Jamie is depicted by the character of Jim Tyrone, played by Vernon Poitras. Jim is the landlord of a farm occupied and run by Phil Hogan, played by Scott Sharot, and his daughter Josie, played by Lorri Oliver. The play begins lightheartedly as the sun sets before Jim and Josie’s moonlight date, but the mood soon plummets along with the sun.

The characters spend most of the play trying to deceive one another into believing they are people they aren’t. Josie talks up her fabricated reputation as the village’s loose woman and is reprimanded by Jim, who wants her to be herself for just one night. Jim is tortured by memories of doling out $50 a night to a whore who, in conjunction with his round-the-clock drunkenness, kept him distracted from a skeleton he keeps in his closet until his and Josie’s moonlight rendezvous. He wants this night to be unlike all the others.

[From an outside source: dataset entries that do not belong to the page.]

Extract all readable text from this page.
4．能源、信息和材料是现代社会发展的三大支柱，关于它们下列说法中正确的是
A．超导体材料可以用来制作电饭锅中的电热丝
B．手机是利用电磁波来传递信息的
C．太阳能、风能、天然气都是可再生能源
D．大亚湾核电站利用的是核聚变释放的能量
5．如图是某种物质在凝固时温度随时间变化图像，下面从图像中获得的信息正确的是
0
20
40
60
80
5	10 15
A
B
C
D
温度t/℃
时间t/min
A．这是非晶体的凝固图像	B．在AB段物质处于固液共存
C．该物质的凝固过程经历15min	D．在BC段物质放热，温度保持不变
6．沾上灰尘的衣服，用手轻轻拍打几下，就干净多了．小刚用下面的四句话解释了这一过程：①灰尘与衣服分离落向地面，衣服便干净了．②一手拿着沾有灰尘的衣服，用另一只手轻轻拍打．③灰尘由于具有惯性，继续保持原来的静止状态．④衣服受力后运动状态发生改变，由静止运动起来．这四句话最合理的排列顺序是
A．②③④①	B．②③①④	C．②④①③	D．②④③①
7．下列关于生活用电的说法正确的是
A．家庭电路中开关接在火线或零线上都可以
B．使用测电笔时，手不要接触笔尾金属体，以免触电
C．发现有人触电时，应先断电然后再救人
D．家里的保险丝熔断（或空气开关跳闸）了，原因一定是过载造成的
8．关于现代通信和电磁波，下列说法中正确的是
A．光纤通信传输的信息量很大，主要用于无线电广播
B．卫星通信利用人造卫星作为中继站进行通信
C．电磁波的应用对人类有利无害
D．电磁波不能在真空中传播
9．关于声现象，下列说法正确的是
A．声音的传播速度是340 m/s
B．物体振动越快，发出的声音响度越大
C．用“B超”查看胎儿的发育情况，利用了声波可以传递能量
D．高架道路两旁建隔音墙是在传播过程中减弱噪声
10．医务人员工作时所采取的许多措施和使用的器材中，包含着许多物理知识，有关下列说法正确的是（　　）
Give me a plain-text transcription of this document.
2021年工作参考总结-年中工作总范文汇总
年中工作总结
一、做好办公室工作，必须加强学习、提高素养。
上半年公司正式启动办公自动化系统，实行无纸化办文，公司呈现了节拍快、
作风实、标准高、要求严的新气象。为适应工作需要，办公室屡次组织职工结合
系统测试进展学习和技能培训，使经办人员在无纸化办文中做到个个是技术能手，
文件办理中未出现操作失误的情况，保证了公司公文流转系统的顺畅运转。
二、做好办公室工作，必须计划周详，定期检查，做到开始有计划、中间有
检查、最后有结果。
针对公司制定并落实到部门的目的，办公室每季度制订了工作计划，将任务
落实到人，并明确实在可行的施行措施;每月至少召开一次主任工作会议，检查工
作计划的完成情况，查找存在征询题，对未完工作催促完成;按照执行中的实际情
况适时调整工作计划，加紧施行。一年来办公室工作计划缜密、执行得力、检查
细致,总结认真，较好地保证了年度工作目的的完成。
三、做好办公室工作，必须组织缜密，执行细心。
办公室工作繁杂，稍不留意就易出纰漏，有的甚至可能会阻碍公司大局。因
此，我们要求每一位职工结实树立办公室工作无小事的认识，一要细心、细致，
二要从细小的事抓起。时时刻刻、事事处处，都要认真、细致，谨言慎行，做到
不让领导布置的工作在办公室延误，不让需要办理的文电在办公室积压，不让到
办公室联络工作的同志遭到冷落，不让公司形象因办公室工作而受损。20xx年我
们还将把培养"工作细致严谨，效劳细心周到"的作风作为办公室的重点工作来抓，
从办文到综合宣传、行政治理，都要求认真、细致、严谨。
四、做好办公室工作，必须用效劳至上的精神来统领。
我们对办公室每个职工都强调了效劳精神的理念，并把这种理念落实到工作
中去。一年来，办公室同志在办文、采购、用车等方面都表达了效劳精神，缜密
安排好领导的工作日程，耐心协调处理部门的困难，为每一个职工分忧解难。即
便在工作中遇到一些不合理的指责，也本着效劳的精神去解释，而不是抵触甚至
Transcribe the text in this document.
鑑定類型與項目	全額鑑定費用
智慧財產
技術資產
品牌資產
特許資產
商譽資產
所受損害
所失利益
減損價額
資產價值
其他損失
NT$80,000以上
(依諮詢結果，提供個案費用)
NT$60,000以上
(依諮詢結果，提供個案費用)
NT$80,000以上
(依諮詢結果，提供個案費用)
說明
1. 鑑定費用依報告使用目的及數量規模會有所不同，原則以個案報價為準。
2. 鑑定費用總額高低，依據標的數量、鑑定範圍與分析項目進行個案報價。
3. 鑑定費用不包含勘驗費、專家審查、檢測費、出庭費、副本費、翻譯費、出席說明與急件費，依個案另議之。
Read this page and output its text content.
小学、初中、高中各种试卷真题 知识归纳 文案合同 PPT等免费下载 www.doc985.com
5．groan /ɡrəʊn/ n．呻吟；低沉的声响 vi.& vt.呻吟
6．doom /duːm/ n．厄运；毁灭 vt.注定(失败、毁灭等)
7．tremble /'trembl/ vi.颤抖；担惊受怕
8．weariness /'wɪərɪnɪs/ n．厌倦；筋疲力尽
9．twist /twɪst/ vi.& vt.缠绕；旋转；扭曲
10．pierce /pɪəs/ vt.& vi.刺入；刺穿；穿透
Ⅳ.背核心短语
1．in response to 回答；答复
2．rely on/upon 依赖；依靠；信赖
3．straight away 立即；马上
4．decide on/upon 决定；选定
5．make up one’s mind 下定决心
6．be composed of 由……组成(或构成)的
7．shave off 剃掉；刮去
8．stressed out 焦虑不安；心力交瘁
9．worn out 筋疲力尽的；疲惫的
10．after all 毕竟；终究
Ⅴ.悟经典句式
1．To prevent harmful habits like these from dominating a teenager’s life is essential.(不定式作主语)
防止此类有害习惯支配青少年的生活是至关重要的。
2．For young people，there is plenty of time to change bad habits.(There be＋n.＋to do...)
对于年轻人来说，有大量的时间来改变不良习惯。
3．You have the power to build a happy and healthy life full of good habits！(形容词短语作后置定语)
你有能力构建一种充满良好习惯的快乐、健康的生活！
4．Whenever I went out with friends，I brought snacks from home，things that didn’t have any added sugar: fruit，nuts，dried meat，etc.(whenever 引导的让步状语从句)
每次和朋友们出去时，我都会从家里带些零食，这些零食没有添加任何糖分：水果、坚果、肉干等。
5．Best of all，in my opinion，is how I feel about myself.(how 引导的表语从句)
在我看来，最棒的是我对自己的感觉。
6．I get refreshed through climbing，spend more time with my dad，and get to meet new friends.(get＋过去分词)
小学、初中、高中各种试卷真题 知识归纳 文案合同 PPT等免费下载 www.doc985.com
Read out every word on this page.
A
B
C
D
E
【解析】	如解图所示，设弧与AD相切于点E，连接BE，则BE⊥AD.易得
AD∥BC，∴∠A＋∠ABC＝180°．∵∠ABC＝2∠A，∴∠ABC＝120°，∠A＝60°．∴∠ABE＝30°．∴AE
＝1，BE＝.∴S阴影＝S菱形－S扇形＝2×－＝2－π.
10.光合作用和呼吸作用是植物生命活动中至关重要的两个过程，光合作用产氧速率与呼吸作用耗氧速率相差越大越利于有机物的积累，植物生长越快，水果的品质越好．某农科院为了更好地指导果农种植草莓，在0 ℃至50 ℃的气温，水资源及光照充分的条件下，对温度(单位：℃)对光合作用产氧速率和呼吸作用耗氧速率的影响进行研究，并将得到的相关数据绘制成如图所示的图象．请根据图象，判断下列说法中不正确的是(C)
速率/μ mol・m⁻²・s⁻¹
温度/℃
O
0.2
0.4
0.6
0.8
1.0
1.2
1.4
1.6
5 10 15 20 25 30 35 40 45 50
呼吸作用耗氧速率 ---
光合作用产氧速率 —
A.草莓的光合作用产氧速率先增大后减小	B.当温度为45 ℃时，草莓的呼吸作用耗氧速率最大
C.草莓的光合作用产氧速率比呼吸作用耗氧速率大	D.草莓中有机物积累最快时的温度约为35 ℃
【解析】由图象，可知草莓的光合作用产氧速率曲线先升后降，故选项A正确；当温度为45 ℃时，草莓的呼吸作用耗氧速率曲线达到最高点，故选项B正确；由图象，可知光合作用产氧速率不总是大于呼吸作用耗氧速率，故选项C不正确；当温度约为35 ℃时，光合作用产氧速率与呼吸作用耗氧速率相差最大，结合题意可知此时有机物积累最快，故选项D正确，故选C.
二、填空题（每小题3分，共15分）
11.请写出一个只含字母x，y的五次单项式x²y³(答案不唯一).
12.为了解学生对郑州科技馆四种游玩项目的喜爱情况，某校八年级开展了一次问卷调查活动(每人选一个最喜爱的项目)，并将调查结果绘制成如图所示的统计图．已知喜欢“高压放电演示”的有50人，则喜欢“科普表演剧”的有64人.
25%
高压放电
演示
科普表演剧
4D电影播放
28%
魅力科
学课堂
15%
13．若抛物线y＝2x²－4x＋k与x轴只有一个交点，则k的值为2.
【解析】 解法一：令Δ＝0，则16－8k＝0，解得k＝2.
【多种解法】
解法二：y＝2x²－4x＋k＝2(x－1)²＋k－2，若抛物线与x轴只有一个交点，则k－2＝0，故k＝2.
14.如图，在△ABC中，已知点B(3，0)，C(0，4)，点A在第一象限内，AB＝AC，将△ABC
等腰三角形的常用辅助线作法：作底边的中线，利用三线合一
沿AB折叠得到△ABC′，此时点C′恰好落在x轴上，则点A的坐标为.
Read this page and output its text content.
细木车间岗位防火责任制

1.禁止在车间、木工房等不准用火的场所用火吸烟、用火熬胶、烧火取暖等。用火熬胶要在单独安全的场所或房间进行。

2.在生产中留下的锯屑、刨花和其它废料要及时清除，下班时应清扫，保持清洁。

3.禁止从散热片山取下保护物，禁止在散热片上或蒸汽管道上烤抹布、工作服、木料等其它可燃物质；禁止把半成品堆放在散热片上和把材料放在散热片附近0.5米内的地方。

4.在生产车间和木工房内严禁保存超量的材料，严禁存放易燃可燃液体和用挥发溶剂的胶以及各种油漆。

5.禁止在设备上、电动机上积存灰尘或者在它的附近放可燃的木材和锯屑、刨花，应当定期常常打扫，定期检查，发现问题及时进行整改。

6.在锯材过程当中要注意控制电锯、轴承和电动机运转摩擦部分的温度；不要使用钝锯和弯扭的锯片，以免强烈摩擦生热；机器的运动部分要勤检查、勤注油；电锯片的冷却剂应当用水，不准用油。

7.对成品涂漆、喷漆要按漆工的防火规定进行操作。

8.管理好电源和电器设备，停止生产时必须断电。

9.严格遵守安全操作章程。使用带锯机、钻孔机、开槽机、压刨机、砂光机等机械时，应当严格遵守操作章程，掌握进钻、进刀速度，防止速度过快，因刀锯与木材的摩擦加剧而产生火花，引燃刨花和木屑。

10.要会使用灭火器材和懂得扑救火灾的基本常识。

Josie knows Jim is destined to drink himself to death and acquiesces to this fate by serving him drink after drink after drink of whiskey. He talks strangely and stares off as if into the eyes of his own ghost.

The moon sheds light on both of their realities. Jim needs to be loved, not to pay someone for her momentary company. Josie does her best to help him, but like anyone who is close to an addict, there’s nothing she can do for Jim, who refuses to help himself.

What people perceive to be the reality of addicts such as Jim, who goes about his daily business as if nothing is wrong, is nothing like the darkness that keeps them from experiencing true happiness. It is easier for the characters to accept their facades as true and to transform their concerns into jokes after watching someone down half a tumbler of whiskey in one gulp. The challenge is for Jim to forgive himself and accept Josie’s love, and for her to forgive him and accept his love in return.

With the exception of a minor character, the players are seasoned actors and actresses. They ably take on the task of portraying characters who cobble together an untrue life. The Irish accents garble bits of dialogue here and there, especially because the actors tend to rush their lines during some of the more passionate scenes; but, on the whole, the play is an authentic portrayal of common human struggle whose message stays with you after curtain call.